Salah satu cerita dugaan penyiksaan ini dialami oleh Yusman Telaumbauna, pemuda asal Nias, Sumatera Utara ini nyaris menghadapi regu tembak. Pengadilan Negeri Gunungsitoli menjatuhkan hukuman mati kepada Yusman karena dianggap terlibat pembunuhan berencana atas bosnya. “Padahal saya disiksa oleh polisi untuk mengaku,” kata Yusman menceritakan ulang kejadian yang menimpanya pada 2012.
Tidak hanya disiksa agar mengakui telah membunuh bosnya sendiri, polisi juga menyakiti Yusman agar mengamini bahwa usia lelaki ini 19 tahun. Padahal, Yusman berkali-kali mengatakan kepada polisi bahwa dia masih berumur 16 tahun. Di tengah pukulan dan tendangan polisi, Yusman menyerah. Ia terpaksa mengakui telah membunuh bosnya sekaligus mengiyakan berusia 19 tahun.
Gara-gara pengakuan ini nyawa Yusman terancam. Pengadilan Negeri Gunungsitoli mengirimkan Yusman ke hadapan regu tembak. Beruntung, awal tahun 2017, KontraS berhasil membuktikan Yusman masih di bawah umur ketika ditangkap polisi. Ia pun bebas dari hukuman mati.
Falis menuturkan penyiksaan terhadap tahanan oleh polisi masih menjadi metode favorit untuk mencari barang bukti. Dari kasus-kasus yang diadvokasi oleh KontraS, kata Falis, kebanyakan korban memang diduga terlibat tindak kriminal. Sehingga polisi menyiksa mereka untuk mendapatkan barang bukti. Selain itu, ada juga motif penyiksaan agar pelaku mau mengakui perbuatannya.
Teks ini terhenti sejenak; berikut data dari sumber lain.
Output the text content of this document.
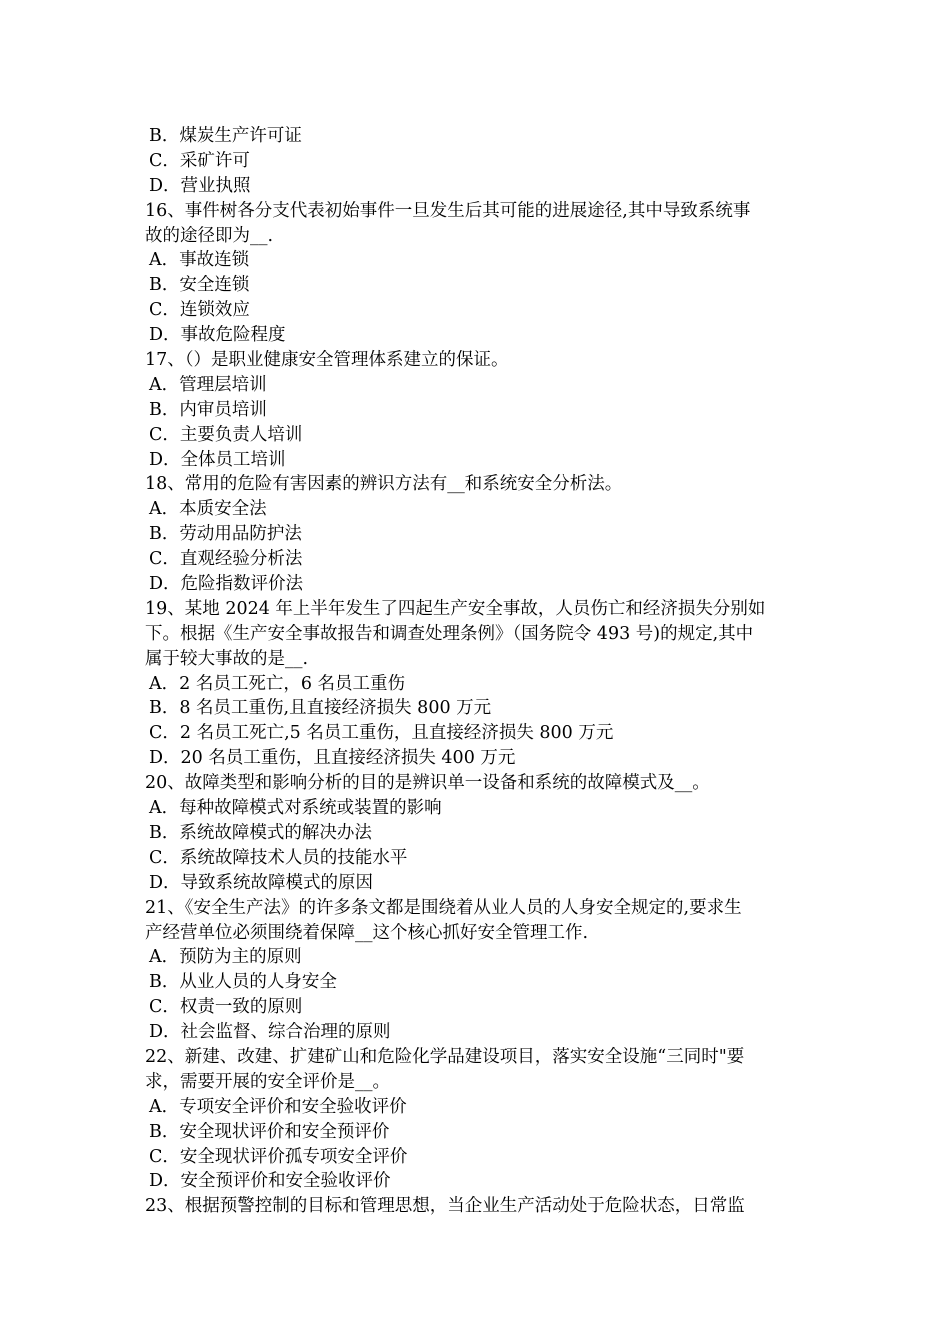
B．煤炭生产许可证
C．采矿许可
D．营业执照
16、事件树各分支代表初始事件一旦发生后其可能的进展途径,其中导致系统事
故的途径即为__.
A．事故连锁
B．安全连锁
C．连锁效应
D．事故危险程度
17、（）是职业健康安全管理体系建立的保证。
A．管理层培训
B．内审员培训
C．主要负责人培训
D．全体员工培训
18、常用的危险有害因素的辨识方法有__和系统安全分析法。
A．本质安全法
B．劳动用品防护法
C．直观经验分析法
D．危险指数评价法
19、某地 2024 年上半年发生了四起生产安全事故，人员伤亡和经济损失分别如
下。根据《生产安全事故报告和调查处理条例》（国务院令 493 号)的规定,其中
属于较大事故的是__.
A．2 名员工死亡，6 名员工重伤
B．8 名员工重伤,且直接经济损失 800 万元
C．2 名员工死亡,5 名员工重伤，且直接经济损失 800 万元
D．20 名员工重伤，且直接经济损失 400 万元
20、故障类型和影响分析的目的是辨识单一设备和系统的故障模式及__。
A．每种故障模式对系统或装置的影响
B．系统故障模式的解决办法
C．系统故障技术人员的技能水平
D．导致系统故障模式的原因
21、《安全生产法》的许多条文都是围绕着从业人员的人身安全规定的,要求生
产经营单位必须围绕着保障__这个核心抓好安全管理工作.
A．预防为主的原则
B．从业人员的人身安全
C．权责一致的原则
D．社会监督、综合治理的原则
22、新建、改建、扩建矿山和危险化学品建设项目，落实安全设施“三同时"要
求，需要开展的安全评价是__。
A．专项安全评价和安全验收评价
B．安全现状评价和安全预评价
C．安全现状评价孤专项安全评价
D．安全预评价和安全验收评价
23、根据预警控制的目标和管理思想，当企业生产活动处于危险状态，日常监
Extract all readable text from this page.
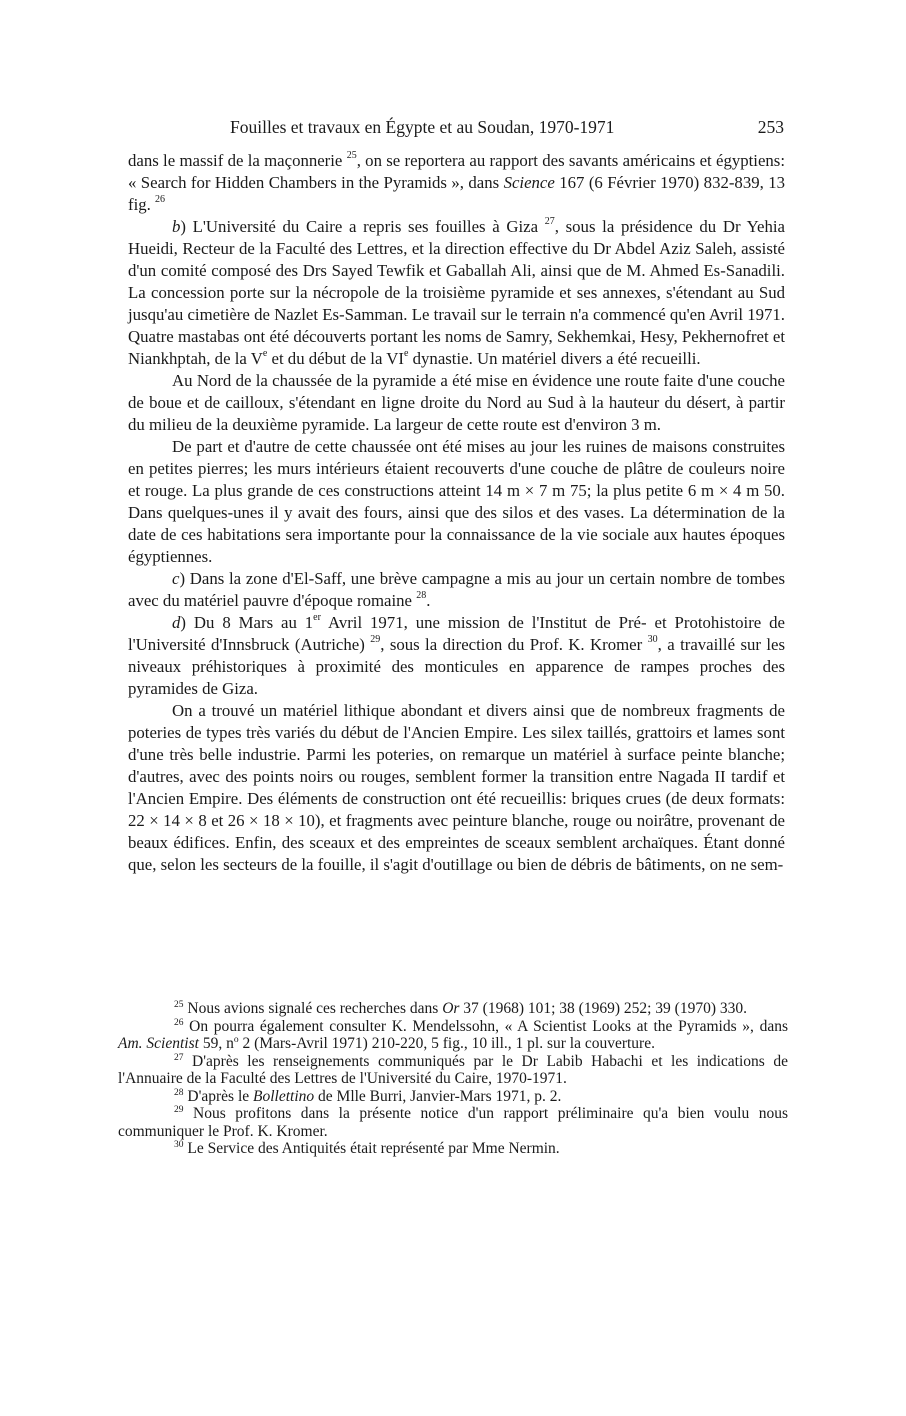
Fouilles et travaux en Égypte et au Soudan, 1970-1971	253

dans le massif de la maçonnerie $^{25}$, on se reportera au rapport des savants américains et égyptiens: « Search for Hidden Chambers in the Pyramids », dans Science 167 (6 Février 1970) 832-839, 13 fig. $^{26}$

b) L'Université du Caire a repris ses fouilles à Giza $^{27}$, sous la présidence du Dr Yehia Hueidi, Recteur de la Faculté des Lettres, et la direction effective du Dr Abdel Aziz Saleh, assisté d'un comité composé des Drs Sayed Tewfik et Gaballah Ali, ainsi que de M. Ahmed Es-Sanadili. La concession porte sur la nécropole de la troisième pyramide et ses annexes, s'étendant au Sud jusqu'au cimetière de Nazlet Es-Samman. Le travail sur le terrain n'a commencé qu'en Avril 1971. Quatre mastabas ont été découverts portant les noms de Samry, Sekhemkai, Hesy, Pekhernofret et Niankhptah, de la Ve et du début de la VIe dynastie. Un matériel divers a été recueilli.

Au Nord de la chaussée de la pyramide a été mise en évidence une route faite d'une couche de boue et de cailloux, s'étendant en ligne droite du Nord au Sud à la hauteur du désert, à partir du milieu de la deuxième pyramide. La largeur de cette route est d'environ 3 m.

De part et d'autre de cette chaussée ont été mises au jour les ruines de maisons construites en petites pierres; les murs intérieurs étaient recouverts d'une couche de plâtre de couleurs noire et rouge. La plus grande de ces constructions atteint 14 m × 7 m 75; la plus petite 6 m × 4 m 50. Dans quelques-unes il y avait des fours, ainsi que des silos et des vases. La détermination de la date de ces habitations sera importante pour la connaissance de la vie sociale aux hautes époques égyptiennes.

c) Dans la zone d'El-Saff, une brève campagne a mis au jour un certain nombre de tombes avec du matériel pauvre d'époque romaine $^{28}$.

d) Du 8 Mars au 1er Avril 1971, une mission de l'Institut de Pré- et Protohistoire de l'Université d'Innsbruck (Autriche) $^{29}$, sous la direction du Prof. K. Kromer $^{30}$, a travaillé sur les niveaux préhistoriques à proximité des monticules en apparence de rampes proches des pyramides de Giza.

On a trouvé un matériel lithique abondant et divers ainsi que de nombreux fragments de poteries de types très variés du début de l'Ancien Empire. Les silex taillés, grattoirs et lames sont d'une très belle industrie. Parmi les poteries, on remarque un matériel à surface peinte blanche; d'autres, avec des points noirs ou rouges, semblent former la transition entre Nagada II tardif et l'Ancien Empire. Des éléments de construction ont été recueillis: briques crues (de deux formats: 22 × 14 × 8 et 26 × 18 × 10), et fragments avec peinture blanche, rouge ou noirâtre, provenant de beaux édifices. Enfin, des sceaux et des empreintes de sceaux semblent archaïques. Étant donné que, selon les secteurs de la fouille, il s'agit d'outillage ou bien de débris de bâtiments, on ne sem-

$^{25}$ Nous avions signalé ces recherches dans Or 37 (1968) 101; 38 (1969) 252; 39 (1970) 330.

$^{26}$ On pourra également consulter K. Mendelssohn, « A Scientist Looks at the Pyramids », dans Am. Scientist 59, $n^o$ 2 (Mars-Avril 1971) 210-220, 5 fig., 10 ill., 1 pl. sur la couverture.

$^{27}$ D'après les renseignements communiqués par le Dr Labib Habachi et les indications de l'Annuaire de la Faculté des Lettres de l'Université du Caire, 1970-1971.

$^{28}$ D'après le Bollettino de Mlle Burri, Janvier-Mars 1971, p. 2.

$^{29}$ Nous profitons dans la présente notice d'un rapport préliminaire qu'a bien voulu nous communiquer le Prof. K. Kromer.

$^{30}$ Le Service des Antiquités était représenté par Mme Nermin.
Penyiksaan, kata Falis, pun tak melulu dalam bentuk fisik. Teror psikologis juga sudah masuk kategori penyiksaan. Misalnya, menakut-nakuti tahanan dengan ular atau tak memberi makanan selama berhari-hari.
Falis mengatakan angka penyiksaan juga makin tinggi karena masih banyak masyarakat yang permisif terhadap perbuatan ini. “Ada masyarakat yang menggap pelaku kriminal layak disiksa,” kata Falis. “Ambil contoh misalkan ada pelaku pemerkosaan ditangkap, di media sosial pasti banyak yang komentar meminta agar pelaku disiksa.”
Falis mengatakan, selain soal hak asasi, sistem hukum harus mengedepankan asas praduga tak bersalah. “Semua orang sama di mata hukum, sehingga tak boleh ada penyiksaan,” kata dia.